Unique producteur de fromages de brebis
En 2008 Bertrand Aguettand reprend le troupeau de son père et se lance dans la production de fromages de brebis. Il est le premier à Manigod dans cette filière avec pour seul concurrent dans le canton un éleveur de La Clusaz.
Bertrand Aguettand est heureux de faire découvrir sa ferme et ses bêtes et encore plus ses fromages issus du lait de ses brebis. Ce fromage a depuis peu le vent en poupe, plus gras que celui issu de la vache, il est plus riche en protéines et en lipides. C’est en 2008 que le jeune agriculteur reprend les bêtes de son père. «Lorsqu’il est tombé malade s’est posée la question de savoir si on vendait les moutons ou si je m’installais, confie-t-il. Mon père était double actif. En plus de son métier de menuisier il a toujours eu une cinquantaine de brebis pour la viande, qu’il sélectionnait au fil des années.»

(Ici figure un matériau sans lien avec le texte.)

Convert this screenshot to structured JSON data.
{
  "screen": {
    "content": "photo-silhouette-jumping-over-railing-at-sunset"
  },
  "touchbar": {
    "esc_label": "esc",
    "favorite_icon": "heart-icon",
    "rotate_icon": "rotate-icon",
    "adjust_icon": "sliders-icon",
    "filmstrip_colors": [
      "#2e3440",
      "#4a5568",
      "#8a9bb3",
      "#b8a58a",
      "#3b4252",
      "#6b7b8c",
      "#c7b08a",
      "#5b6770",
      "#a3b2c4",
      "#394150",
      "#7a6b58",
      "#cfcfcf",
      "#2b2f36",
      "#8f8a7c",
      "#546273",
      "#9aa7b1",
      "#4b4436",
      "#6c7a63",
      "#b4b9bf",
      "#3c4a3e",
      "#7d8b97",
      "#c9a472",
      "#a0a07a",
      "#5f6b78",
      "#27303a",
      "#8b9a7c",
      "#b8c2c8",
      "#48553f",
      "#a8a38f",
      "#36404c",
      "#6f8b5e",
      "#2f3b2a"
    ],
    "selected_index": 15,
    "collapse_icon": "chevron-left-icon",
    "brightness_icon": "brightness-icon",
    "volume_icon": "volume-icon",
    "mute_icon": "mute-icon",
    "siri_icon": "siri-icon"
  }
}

Avant cela Bertrand Aguettand a fait ses études à la maison familiale de Cruseilles pour obtenir un BEP puis un bac pro en conduite et gestion d’exploitation agricole. Il a également en poche un certificat de spécialisation en transformation fromagère obtenu à l’école laitière (ENILV) de La Roche-sur-Foron. Il a par la suite travaillé à la fromagerie Paccard de Manigod avant de se lancer seul dans son exploitation. «J’ai repris la maison du grand-père que j’ai refaite pour aménager une salle de traite et une écurie plus grande. J’ai aussi repris les brebis allaitantes pour les traire.»
2 litres pour un fromage
Aujourd’hui il est à la tête d’un troupeau de 120 têtes, toutes de la race Thônes et Marthod. «C’est une race rustique et locale qui est adaptée à la montagne.» Ils sont en tout dix agriculteurs à produire cette race dans les deux départements savoyards pour une population d’environ 4 000 moutons, ce qui la rend relativement rare. «Et nous ne sommes que deux sur le canton à faire du lait de brebis, avec M. Agnelet à La Clusaz. Mais à Manigod il y a une quinzaine d’éleveurs de moutons qui sont tous des doubles actifs.»
Bertrand Aguettand garde l’ensemble de son troupeau à proximité de sa ferme sans monter en alpage. «Je suis seul, c’est donc difficile d’être partout. Et puis j’ai un bâtiment qui va bien.» Il réalise 80% de son foin pour un besoin de 50 t par an, et son exploitation s’étend sur 15 ha. «J’ai deux lots de brebis parce qu’elles font du lait durant 6 à 7 mois. Cela me permet de traire toute l’année. Une brebis produit environ 150 l de lait sur 7 mois avec des pics.» Pour une tommette de 450 g il faut deux litres de lait. «Le rendement fromager est meilleur qu’avec du lait de vache.»
L’agriculteur ne se plaint pas. «Je sais que je travaille pour rembourser mon bâtiment et j’en ai encore pour onze ans. Je ne compte pas mes heures parce que là c’est deux fois par jour et tous les jours.» Il faut aussi savoir jongler avec la météo pour faucher et rentrer le foin.
L’éleveur est content de voir que les gens s’arrêtent pour voir les brebis, acheter du fromage. «Les gens viennent aussi acheter du lait au moment de la traite pour faire du yaourt. Parce que je n’ai pas le temps de le faire.» Il livre également ses fromages dans des restaurants, à l’épicerie du village ainsi qu’à la coopérative de Thônes.
Une chose pourrait lui faire peur : «Pour le moment c’est mon père qui s’occupe de l’administratif. C’est sûr que lorsque je devrai le faire, ce ne sera pas la même histoire. C’est de plus en plus pesant la paperasse.»
Ainsi que la présence du loup. «On en parle et le plus dur serait de perdre une dizaine de brebis. Même si on nous dit qu’on sera indemnisé, ces bêtes ce sont les nôtres, il faut du temps pour faire un troupeau. En plus, en race Thônes et Marthod, ce sera très difficile d’en retrouver, voire impossible, dix d’un coup.» Quoi qu’il en soit il voit aussi qu’il y a de plus en plus de demandes en fromage de brebis. «Cela coûte moins cher de s’installer en brebis qu’en vache. Le marché est loin d’être saturé. Il faudrait bien encore trois ou quatre producteurs à Manigod pour qu’il le soit.»
De conclure : «Il faut arrêter de se plaindre. Si le matin en se levant on n’a pas envie d’aller travailler alors il faut changer de boulot !»
L’exploitation de Bertrand Aguettand est sur la route de la Croix Fry, au lieu-dit le Péroset. Une pancarte indique l’entrée de la ferme. La vente de fromages se fait à partir de 17h et une sonnette permet de prévenir le principal intéressé.